São tantas as histórias que
muitas delas viram livros ou filmes ou ações. Gogol, Borges, Clarice, irmãos
Wachowsky, Nolan, etc, etc – todos já compartilharam trechos de seus mundos
sonhados conosco. E nem só de cenas absurdas, ambientações fantásticas, assassinatos
e premiações catárticas são feitos os sonhos... E as previsões que se tornaram
realidade no dia ou semana ou mês seguintes? E as respostas que um ente amado
já falecido oferecem de graça em meio a cenas prosaicas ou não, durante os
sonhos? E aquela pessoa que conhecemos no mundo real e que foi antecipada num
sonho...
Oito horas da vida de uma pessoa
tinham que fazer a diferença nas outras 16 de alguma maneira. Arte, religião e
ciência bebem dos sonhos e do sono, de uma maneira ou de outra. Os extremos
infantis de paraíso e inferno vêm de onde? E as cenas utópicas de pessoas
andando de mãos dadas pra sempre sem querem se matarem? Coisas de sonhos. É mais
fácil sim acreditar no lado maravilhoso, espiritual, mágico da vida quando se
pensa e se vive nos sonhos.
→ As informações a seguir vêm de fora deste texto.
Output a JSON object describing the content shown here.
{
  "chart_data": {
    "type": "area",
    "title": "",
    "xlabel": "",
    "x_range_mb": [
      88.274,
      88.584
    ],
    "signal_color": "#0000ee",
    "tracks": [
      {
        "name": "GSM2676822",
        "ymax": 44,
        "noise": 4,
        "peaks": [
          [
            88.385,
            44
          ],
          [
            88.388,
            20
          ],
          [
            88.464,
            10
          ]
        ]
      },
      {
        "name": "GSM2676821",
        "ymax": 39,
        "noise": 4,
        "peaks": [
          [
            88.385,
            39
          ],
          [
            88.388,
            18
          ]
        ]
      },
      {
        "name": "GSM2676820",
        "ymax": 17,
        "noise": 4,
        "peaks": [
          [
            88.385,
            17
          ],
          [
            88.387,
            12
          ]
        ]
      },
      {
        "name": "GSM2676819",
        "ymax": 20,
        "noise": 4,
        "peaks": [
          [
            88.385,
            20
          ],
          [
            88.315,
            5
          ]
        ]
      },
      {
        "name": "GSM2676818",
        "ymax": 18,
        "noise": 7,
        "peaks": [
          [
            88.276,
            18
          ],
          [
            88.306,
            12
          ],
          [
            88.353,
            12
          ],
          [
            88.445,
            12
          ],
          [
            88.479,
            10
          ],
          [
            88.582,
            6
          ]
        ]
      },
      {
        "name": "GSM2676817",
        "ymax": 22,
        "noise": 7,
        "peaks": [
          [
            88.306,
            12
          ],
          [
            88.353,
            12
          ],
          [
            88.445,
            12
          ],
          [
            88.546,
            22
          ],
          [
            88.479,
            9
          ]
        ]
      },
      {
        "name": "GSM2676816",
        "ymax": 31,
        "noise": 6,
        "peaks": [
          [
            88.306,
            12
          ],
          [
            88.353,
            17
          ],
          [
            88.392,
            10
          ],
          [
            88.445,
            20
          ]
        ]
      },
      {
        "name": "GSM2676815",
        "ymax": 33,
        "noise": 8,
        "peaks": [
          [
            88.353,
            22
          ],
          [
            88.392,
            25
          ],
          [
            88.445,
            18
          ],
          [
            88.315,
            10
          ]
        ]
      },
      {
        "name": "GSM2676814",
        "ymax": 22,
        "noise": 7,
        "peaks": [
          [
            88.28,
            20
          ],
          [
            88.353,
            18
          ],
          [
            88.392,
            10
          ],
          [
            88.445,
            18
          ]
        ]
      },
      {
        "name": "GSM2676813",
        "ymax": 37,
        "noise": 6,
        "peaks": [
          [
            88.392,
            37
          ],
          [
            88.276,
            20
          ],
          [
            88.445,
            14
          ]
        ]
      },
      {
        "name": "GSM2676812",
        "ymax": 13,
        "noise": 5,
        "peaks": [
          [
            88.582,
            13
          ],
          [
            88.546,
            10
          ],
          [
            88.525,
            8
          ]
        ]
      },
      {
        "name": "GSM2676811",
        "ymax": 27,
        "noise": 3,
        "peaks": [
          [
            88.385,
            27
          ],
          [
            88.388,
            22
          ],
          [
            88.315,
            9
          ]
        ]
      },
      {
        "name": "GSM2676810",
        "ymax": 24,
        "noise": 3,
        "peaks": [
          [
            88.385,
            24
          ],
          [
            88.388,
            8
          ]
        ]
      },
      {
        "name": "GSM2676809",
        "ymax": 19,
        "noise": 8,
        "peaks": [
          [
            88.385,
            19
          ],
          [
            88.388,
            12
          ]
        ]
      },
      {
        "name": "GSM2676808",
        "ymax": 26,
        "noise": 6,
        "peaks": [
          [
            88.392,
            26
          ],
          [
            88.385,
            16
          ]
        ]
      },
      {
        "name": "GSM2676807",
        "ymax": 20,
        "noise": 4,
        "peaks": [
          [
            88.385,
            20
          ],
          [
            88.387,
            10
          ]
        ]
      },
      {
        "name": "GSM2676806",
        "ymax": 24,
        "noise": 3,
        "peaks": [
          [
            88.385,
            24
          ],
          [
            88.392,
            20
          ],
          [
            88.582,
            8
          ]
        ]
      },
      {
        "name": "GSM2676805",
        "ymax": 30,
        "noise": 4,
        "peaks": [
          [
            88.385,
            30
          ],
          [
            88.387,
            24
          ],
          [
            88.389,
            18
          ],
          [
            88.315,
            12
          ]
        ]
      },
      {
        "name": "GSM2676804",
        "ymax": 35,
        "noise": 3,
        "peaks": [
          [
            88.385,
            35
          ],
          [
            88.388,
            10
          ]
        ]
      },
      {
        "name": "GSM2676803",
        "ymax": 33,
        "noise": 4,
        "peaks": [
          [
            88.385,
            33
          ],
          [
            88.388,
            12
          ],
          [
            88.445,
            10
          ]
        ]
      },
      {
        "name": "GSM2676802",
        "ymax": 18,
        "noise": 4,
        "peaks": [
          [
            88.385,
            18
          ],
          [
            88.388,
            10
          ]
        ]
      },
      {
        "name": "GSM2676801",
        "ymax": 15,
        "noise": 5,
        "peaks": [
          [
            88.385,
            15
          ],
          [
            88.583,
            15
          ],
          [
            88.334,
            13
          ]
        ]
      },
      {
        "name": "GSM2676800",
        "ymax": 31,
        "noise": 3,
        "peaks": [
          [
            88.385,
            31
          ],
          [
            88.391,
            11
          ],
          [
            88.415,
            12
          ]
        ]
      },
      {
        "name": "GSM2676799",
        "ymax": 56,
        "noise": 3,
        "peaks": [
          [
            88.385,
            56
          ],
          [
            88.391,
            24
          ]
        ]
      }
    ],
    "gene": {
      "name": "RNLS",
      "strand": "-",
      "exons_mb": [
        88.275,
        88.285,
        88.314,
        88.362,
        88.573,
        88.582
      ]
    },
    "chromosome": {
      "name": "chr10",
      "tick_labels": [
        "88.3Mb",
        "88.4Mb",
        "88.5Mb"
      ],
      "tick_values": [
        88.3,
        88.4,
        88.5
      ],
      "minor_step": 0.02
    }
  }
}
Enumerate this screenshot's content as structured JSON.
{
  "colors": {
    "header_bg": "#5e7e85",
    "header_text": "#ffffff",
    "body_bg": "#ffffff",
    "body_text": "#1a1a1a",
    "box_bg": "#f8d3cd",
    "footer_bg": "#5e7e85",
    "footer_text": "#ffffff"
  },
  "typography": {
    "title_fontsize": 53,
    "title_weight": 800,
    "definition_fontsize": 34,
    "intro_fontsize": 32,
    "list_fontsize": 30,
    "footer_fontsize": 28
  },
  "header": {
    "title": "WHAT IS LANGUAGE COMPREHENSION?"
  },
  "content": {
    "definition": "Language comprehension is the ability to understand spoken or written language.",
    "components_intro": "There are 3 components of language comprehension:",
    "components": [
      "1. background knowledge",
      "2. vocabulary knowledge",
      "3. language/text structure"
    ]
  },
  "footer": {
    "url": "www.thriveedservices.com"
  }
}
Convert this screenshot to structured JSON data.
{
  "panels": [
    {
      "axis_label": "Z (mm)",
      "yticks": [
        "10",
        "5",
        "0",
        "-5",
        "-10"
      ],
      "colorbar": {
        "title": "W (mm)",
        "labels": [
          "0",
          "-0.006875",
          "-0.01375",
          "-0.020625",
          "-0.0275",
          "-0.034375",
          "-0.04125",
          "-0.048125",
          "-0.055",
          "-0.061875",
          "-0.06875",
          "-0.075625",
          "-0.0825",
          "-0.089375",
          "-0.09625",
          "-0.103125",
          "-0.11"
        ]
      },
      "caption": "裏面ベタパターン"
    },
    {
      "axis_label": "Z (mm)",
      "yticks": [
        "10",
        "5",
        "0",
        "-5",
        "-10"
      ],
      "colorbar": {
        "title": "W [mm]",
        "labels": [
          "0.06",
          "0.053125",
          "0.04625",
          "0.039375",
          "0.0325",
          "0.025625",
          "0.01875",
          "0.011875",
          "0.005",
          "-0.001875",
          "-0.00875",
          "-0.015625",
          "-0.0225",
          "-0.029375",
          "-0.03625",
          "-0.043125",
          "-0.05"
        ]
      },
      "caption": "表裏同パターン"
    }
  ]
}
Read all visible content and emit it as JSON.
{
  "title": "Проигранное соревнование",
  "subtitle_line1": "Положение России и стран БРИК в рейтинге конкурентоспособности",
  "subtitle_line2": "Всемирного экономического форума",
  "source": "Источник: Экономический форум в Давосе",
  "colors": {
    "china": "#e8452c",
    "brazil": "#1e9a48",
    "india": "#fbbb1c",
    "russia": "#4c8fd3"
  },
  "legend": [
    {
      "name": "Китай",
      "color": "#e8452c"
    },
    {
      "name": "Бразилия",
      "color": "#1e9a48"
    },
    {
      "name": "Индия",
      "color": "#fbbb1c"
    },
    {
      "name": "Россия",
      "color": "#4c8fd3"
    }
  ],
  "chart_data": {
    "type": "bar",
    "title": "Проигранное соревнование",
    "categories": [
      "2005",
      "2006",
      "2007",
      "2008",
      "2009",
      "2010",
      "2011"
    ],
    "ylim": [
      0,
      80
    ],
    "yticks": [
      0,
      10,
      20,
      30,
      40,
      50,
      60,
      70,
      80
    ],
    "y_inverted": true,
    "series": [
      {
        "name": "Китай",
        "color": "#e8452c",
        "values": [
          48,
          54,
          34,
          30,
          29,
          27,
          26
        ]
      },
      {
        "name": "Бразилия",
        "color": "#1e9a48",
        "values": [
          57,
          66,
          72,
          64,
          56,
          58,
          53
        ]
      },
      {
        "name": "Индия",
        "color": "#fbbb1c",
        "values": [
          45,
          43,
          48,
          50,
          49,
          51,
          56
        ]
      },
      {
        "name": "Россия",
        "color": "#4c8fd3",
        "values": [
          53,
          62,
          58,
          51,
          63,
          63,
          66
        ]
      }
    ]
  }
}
Quem falaria de Freud hoje em dia se não fosse o
mistério que os sonhos têm para nós?
Esotéricos de um lado, cientistas
de outro, religiosos ali, céticos acolá: pessoalmente me atrai o caráter
artístico do sonho: a criatividade que minha cabecinha ansiosa demonstra de
noite me deixa confusamente orgulhoso: orgulhoso de quem? De mim? Ou do meu
corpo, que no vai e vem dos impulsos correndo pelo emaranhado de conexões dá
origem a histórias tão bonitas e cheias de detalhes inventivos? Os de que mais
gosto, tanto na literatura de verdade quanto na onírica são os sonhos dentro de
outros sonhos. Quem nunca viveu essa experiência, I’m so sorry, porque é simplesmente
incrível. A Origem exagerou o esquema, inventando uma boneca russa de sonhos de
cinco níveis – pra mim, dois bastam pra me deixar bobo: você acordar, bocejar,
pisar no chão pra logo em seguida entender que ainda não acordou – e imediatamente
então, definitivamente (ou não...) acordar – não tem preço. Há quem considere
isso a cara da psicose, da esquizofrenia: uma aluna minha disse ter se sentido
meio perdida depois de ter visto A Origem. Mas não, não tem perigo de sair por
aí se jogando do alto de edícios – o preço do feijão e do aluguel sempre me
puxarão de volta ao mundo “real”.
Claro que nem pra todo mundo
dormir é fonte de reflexões prenhes de magia e emoção. Para aqueles que têm
dificuldade de dormir, sono e pesadelo são quase a mesma coisa. Mas isso seria
tema pra outra conversa – aqui quero deixar a lembrança das imagens do cinema 3D
de nós mesmos que são as nossas histórias oníricas, projetadas nas nuvens de
algodão de uma noite bem dormida, durante a qual o mundo se torna muito maior, mais
colorido e possível do que, em geral, realmente é...
E quem quiser contar um sonho, fique à vontade.